Build and operate the foundational infrastructure that powers AI/ML research and product development in a hybrid environment. Focus on scalability, reliability, and automation across cloud and on-premise systems using modern platform engineering practices.
Responsibilities
- Design and maintain a robust, scalable Kubernetes platform running on both AWS and on-premise environments to support diverse applications and services.
- Implement Infrastructure-as-Code using Terraform to manage and version infrastructure across multiple environments.
- Monitor system performance and reliability using observability tools like Prometheus and Grafana.
- Automate deployment, scaling, and failover of AI/ML workloads using Kubernetes operators and CI/CD pipelines.
- Collaborate with ML engineers to optimize GPU resource allocation and scheduling via Slurm and Kubernetes device plugins.
- Ensure high availability and disaster recovery readiness for critical platform components.
- Develop and maintain internal developer platform tooling to streamline service deployment and configuration.
Requirements
- Bachelor’s degree in Computer Science, Engineering, or a related field.
- 3+ years of experience in site reliability, platform engineering, or systems administration.
- Strong proficiency in Kubernetes, containerization, and cloud infrastructure (AWS).

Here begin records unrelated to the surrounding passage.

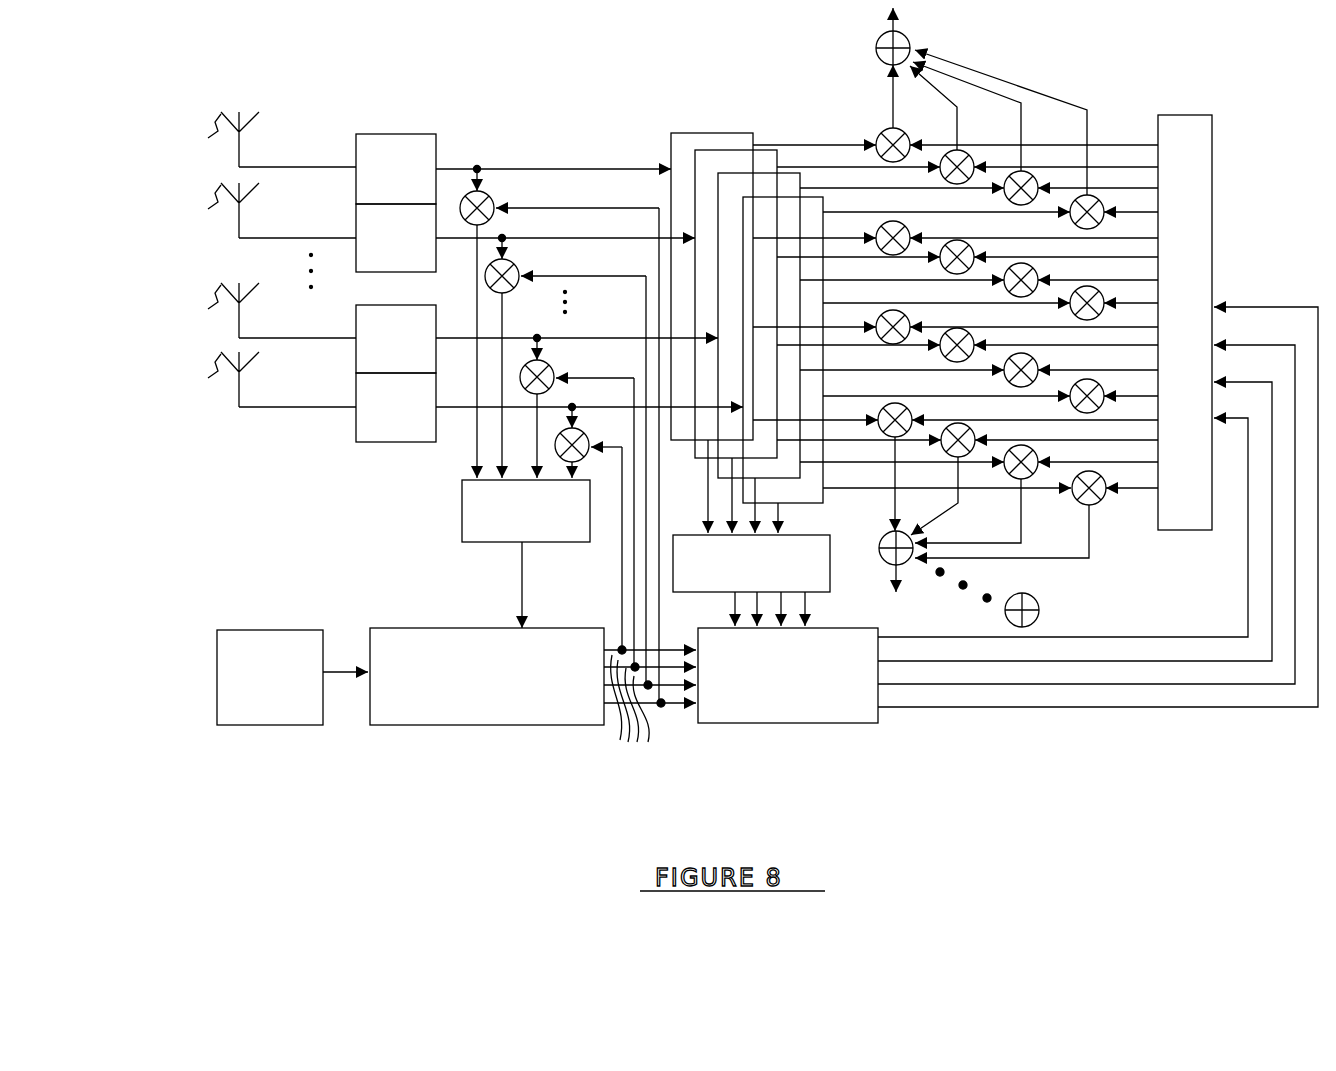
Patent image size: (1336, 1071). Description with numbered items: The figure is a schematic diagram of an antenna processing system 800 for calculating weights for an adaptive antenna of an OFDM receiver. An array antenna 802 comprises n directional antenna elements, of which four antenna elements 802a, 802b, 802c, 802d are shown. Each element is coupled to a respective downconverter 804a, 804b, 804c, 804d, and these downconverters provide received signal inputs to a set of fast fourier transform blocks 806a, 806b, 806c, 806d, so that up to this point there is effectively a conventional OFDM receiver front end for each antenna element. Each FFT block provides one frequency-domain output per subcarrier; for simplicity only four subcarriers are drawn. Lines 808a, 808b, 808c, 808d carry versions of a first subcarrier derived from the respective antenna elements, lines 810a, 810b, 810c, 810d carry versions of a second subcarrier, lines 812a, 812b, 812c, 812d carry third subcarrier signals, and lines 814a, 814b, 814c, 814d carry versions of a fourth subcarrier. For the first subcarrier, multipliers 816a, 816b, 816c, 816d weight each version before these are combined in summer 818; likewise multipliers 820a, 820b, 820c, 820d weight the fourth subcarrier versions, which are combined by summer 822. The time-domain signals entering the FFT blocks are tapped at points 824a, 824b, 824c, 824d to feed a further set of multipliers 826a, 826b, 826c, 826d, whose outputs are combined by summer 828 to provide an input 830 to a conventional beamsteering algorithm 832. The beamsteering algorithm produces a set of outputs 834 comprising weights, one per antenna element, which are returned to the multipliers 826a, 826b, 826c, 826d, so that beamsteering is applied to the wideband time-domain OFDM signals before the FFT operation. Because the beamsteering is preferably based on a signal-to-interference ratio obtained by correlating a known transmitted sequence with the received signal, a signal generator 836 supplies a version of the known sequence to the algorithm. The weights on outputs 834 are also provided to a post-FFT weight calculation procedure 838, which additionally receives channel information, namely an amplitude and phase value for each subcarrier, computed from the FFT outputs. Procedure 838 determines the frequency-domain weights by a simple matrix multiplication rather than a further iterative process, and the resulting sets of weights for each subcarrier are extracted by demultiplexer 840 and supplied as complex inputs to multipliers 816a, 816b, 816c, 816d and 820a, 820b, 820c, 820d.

The antenna processing system 800 is at (110, 820).
The array antenna 802 is at (272, 96).
The antenna element 802a is at (253, 139).
The antenna element 802b is at (251, 210).
The antenna element 802c is at (255, 310).
The antenna element 802d is at (257, 379).
The downconverter 804a is at (398, 133).
The downconverter 804b is at (356, 226).
The downconverter 804c is at (356, 320).
The downconverter 804d is at (370, 443).
The fast fourier transform block 806a is at (708, 133).
The fast fourier transform block 806b is at (760, 150).
The fast fourier transform block 806c is at (785, 173).
The fast fourier transform block 806d is at (748, 197).
The line 808a is at (814, 135).
The line 808b is at (858, 157).
The line 808c is at (902, 179).
The line 808d is at (946, 203).
The line 810a is at (814, 229).
The line 810b is at (858, 248).
The line 810c is at (902, 271).
The line 810d is at (946, 293).
The line 812a is at (814, 318).
The line 812b is at (858, 337).
The line 812c is at (902, 361).
The line 812d is at (946, 387).
The line 814a is at (815, 411).
The line 814b is at (859, 432).
The line 814c is at (902, 453).
The line 814d is at (947, 479).
The multiplier 816a is at (896, 130).
The multiplier 816b is at (962, 152).
The multiplier 816c is at (1030, 172).
The multiplier 816d is at (1100, 190).
The summer 818 is at (908, 34).
The multiplier 820a is at (912, 411).
The multiplier 820b is at (975, 433).
The multiplier 820c is at (1038, 455).
The multiplier 820d is at (1100, 502).
The summer 822 is at (908, 565).
The tap point 824a is at (478, 168).
The tap point 824b is at (503, 237).
The tap point 824c is at (538, 337).
The tap point 824d is at (573, 406).
The multiplier 826a is at (486, 194).
The multiplier 826b is at (486, 279).
The multiplier 826c is at (520, 392).
The multiplier 826d is at (570, 462).
The summer 828 is at (462, 518).
The input 830 is at (521, 578).
The beamsteering algorithm 832 is at (425, 726).
The outputs 834 is at (650, 707).
The signal generator 836 is at (256, 726).
The post-FFT weight calculation procedure 838 is at (822, 726).
The demultiplexer 840 is at (1212, 183).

- Hands-on experience with Infrastructure-as-Code tools such as Terraform or Pulumi.
- Solid understanding of networking, distributed systems, and Linux internals.
- Experience with monitoring, logging, and observability stacks (e.g., Prometheus, Loki, Grafana).
Tech Stack
Kubernetes, Terraform, AWS (EC2, S3, EKS, VPC), Prometheus, Grafana, Slurm, Docker, GitLab CI/CD, ArgoCD
Benefits
- Comprehensive health, dental, and vision insurance
- 401(k) matching program
- Unlimited paid time off
- Flexible work hours and remote-friendly policy
- Annual learning and development stipend
- Onsite and virtual wellness programs
- Company-sponsored tech talks and hackathons
- Parental leave policy
- Employee resource groups and inclusion initiatives
- Free healthy meals and snacks in office
- Commuter benefits program
- Stocked kitchens and game rooms
- Annual retreats and team-building events
- Mental health support and counseling services
- Pet insurance option
- Volunteer time off program
Work Arrangement
Hybrid (remote and on-site options available)
Additional Information
- This role supports on-call incident response on a rotating basis.
- Candidates must be located in the U.S. or Canada for tax and compliance reasons.
- We are committed to building a diverse and inclusive team.
- The hiring process includes a technical screening, system design interview, and culture fit discussion.
- Relocation assistance is available for eligible candidates.